• Dr. Luciano Castillo
  • Texas Tech University
  • 113 McBryde Hall
  • 4:00 p.m.
  • Faculty Host: Dr. William Devenport

Although wind turbines have been well studied from a blade aerodynamics perspective, the interactions among these massive structures and the atmospheric turbulent boundary layer (ATBL) are still not understood in detail. It is important to understand such interactions in order to maximize the energy that can be extracted from the available wind resource. Past investigations have determined that wind turbines that operate within an array can display a significant power generation loss, when compared to a freestanding wind turbine. Thus, their ability to extract kinetic energy from the flow decreases due to complex interactions among them, the terrain topography and the atmospheric boundary layer. 

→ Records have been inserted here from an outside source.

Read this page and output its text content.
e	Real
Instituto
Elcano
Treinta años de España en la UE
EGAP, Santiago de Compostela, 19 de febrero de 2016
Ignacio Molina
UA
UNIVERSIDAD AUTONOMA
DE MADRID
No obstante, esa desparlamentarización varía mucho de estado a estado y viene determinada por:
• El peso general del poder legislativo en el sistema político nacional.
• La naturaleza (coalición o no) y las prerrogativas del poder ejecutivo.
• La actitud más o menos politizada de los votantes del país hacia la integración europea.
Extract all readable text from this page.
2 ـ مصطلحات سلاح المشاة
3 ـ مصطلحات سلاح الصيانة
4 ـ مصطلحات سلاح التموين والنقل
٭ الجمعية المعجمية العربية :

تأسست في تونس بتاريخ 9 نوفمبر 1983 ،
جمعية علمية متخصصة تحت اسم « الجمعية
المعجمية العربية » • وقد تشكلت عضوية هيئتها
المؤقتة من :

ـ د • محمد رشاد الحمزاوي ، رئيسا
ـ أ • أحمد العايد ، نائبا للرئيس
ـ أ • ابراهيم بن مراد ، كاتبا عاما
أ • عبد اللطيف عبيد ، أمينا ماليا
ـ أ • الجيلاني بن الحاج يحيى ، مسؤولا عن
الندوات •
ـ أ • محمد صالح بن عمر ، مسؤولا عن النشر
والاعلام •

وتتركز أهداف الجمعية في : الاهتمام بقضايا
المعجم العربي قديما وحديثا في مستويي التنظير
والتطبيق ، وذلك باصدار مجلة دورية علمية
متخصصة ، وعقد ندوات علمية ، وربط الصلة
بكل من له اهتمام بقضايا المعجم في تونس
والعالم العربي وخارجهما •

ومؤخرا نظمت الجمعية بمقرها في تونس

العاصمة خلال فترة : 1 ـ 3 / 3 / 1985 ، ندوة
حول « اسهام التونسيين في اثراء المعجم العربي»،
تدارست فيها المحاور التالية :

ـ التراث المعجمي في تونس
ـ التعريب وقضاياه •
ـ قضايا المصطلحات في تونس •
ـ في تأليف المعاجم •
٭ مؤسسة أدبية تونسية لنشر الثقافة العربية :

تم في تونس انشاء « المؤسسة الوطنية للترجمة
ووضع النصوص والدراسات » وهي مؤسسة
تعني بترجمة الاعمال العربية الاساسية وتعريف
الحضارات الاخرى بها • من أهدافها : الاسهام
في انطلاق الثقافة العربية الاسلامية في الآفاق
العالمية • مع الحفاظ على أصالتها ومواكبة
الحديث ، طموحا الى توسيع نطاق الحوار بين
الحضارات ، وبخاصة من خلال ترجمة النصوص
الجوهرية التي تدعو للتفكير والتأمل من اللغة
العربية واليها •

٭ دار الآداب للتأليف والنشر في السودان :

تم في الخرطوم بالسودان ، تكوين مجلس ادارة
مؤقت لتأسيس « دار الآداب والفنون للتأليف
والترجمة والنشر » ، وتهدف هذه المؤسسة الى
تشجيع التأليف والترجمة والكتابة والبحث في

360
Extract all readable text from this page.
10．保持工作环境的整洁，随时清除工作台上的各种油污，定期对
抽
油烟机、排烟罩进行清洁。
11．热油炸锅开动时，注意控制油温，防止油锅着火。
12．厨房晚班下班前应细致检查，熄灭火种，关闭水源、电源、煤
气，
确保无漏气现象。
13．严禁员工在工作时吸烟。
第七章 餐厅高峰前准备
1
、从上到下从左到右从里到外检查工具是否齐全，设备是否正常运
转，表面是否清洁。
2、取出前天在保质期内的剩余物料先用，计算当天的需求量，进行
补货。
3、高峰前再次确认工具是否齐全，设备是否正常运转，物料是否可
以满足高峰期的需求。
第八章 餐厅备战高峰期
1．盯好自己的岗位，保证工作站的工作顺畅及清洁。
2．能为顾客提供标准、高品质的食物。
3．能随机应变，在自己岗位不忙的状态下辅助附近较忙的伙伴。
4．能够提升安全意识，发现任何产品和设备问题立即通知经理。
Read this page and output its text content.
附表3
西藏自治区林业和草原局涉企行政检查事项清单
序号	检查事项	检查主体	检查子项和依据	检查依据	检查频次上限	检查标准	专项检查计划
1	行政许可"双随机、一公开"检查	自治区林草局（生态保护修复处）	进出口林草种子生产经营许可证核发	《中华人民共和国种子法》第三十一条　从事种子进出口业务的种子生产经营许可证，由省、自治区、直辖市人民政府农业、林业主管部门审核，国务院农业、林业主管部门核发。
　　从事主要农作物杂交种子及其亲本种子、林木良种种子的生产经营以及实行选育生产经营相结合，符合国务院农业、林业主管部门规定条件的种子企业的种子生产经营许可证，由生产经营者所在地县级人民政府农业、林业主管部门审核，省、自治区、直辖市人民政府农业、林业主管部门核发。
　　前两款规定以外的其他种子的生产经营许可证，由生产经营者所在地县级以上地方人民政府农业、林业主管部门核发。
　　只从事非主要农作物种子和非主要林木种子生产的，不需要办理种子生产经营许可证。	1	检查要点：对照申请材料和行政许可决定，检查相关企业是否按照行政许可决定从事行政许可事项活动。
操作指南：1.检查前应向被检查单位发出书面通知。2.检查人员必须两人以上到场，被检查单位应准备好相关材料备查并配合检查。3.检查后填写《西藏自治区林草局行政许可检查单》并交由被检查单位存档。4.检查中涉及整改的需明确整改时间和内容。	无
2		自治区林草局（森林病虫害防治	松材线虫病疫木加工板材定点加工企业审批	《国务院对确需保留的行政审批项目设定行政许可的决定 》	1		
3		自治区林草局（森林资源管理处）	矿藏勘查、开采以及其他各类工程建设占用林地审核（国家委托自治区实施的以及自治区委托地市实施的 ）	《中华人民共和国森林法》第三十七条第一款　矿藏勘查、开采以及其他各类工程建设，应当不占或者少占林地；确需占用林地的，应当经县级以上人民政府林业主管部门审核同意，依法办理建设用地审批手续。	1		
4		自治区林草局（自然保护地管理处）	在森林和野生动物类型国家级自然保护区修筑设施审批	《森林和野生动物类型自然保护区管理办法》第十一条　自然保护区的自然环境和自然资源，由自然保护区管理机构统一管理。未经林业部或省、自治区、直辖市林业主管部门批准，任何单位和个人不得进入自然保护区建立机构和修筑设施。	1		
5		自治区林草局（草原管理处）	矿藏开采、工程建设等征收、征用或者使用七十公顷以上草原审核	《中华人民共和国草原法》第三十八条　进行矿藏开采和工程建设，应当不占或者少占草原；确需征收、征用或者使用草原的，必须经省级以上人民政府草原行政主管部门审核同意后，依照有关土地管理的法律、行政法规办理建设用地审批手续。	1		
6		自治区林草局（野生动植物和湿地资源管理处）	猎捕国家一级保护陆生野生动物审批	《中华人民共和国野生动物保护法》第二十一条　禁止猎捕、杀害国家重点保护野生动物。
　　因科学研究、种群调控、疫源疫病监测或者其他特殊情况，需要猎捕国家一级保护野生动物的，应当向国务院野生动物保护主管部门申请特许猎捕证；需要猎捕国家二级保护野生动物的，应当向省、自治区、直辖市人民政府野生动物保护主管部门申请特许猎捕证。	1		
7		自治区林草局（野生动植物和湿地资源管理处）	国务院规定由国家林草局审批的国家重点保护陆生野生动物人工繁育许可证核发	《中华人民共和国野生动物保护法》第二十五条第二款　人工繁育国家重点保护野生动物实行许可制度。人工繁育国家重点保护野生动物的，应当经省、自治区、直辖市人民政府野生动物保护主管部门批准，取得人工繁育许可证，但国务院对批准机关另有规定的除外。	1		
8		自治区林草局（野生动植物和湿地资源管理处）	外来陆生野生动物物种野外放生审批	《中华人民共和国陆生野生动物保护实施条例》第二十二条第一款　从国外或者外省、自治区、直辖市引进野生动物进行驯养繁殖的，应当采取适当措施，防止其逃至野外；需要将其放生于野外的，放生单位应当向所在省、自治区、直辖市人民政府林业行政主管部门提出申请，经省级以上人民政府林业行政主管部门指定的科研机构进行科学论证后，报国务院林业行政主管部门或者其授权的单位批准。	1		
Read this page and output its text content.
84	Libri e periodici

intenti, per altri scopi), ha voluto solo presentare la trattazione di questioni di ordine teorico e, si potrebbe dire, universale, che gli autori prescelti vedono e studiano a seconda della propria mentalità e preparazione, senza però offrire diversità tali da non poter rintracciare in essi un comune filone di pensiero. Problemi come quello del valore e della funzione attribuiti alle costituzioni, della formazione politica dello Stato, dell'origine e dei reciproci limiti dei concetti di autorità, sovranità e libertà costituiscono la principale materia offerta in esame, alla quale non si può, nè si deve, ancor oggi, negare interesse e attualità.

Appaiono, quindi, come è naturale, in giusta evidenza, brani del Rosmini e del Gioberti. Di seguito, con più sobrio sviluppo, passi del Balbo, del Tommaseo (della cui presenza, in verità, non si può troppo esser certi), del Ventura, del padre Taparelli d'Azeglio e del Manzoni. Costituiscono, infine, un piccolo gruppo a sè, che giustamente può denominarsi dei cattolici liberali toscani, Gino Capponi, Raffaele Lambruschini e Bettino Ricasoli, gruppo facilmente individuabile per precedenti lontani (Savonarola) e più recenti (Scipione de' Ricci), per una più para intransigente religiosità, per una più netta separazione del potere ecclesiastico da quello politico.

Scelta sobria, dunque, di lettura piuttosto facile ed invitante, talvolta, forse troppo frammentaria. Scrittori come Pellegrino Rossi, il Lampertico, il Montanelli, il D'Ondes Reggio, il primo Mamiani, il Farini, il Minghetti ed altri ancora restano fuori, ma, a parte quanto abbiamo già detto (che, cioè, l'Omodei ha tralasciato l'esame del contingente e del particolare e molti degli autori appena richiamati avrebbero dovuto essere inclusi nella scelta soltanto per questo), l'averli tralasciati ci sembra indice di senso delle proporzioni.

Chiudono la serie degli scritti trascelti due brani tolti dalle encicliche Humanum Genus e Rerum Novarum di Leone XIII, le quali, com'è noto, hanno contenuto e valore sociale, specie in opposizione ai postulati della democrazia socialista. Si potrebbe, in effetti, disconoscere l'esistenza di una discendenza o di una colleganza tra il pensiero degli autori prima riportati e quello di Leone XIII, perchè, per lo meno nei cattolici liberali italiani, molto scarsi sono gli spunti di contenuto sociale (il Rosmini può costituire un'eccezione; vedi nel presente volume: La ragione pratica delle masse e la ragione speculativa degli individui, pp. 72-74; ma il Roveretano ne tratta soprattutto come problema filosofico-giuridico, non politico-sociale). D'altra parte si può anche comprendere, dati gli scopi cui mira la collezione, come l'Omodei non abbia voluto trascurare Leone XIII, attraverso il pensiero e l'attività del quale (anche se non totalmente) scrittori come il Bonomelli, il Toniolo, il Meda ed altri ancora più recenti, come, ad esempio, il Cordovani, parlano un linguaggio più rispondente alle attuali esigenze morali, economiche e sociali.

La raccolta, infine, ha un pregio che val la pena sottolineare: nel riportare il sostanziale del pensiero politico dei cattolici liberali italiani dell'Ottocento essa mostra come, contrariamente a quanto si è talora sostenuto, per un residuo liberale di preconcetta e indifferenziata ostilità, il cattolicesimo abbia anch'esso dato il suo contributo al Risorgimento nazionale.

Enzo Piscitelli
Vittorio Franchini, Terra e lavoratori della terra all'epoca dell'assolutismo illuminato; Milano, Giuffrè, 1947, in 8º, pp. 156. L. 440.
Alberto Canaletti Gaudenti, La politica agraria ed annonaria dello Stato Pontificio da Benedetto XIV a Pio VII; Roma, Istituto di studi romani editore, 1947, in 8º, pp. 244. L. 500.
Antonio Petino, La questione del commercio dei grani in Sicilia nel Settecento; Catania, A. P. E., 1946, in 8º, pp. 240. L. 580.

In order to improve the understanding of the vertical transport of momentum and kinetic energy across a boundary layer flow with wind turbines, wind-tunnel experiments were performed to include: a single wind turbine blade, a single wind turbine and a scaled down wind array. The boundary layer flow includes a 3 X 3 array of model wind turbines. Particle-image-velocity measurements in a volume surrounding a target wind turbine are used to compute mean velocity and turbulence properties averaged on horizontal planes. The impact of vertical transport of kinetic energy due to turbulence and mean flow correlations is quantified. It is found that the fluxes of kinetic energy associated with the Reynolds shear stresses are of the same order of magnitude as the power extracted by the wind turbines, highlighting the importance of vertical transport of turbulence in the boundary layer and thus in wind farms.  Moreover, the streamtube is visualized in a single wind turbine in order to gain insight into the flow and to test the axisymmetric assumption used for the calculation of the induction factor. Results show that the streamtube is indeed close to axisymmetric, but exhibits some slight distortions due to strong tower effects and shear from the wall.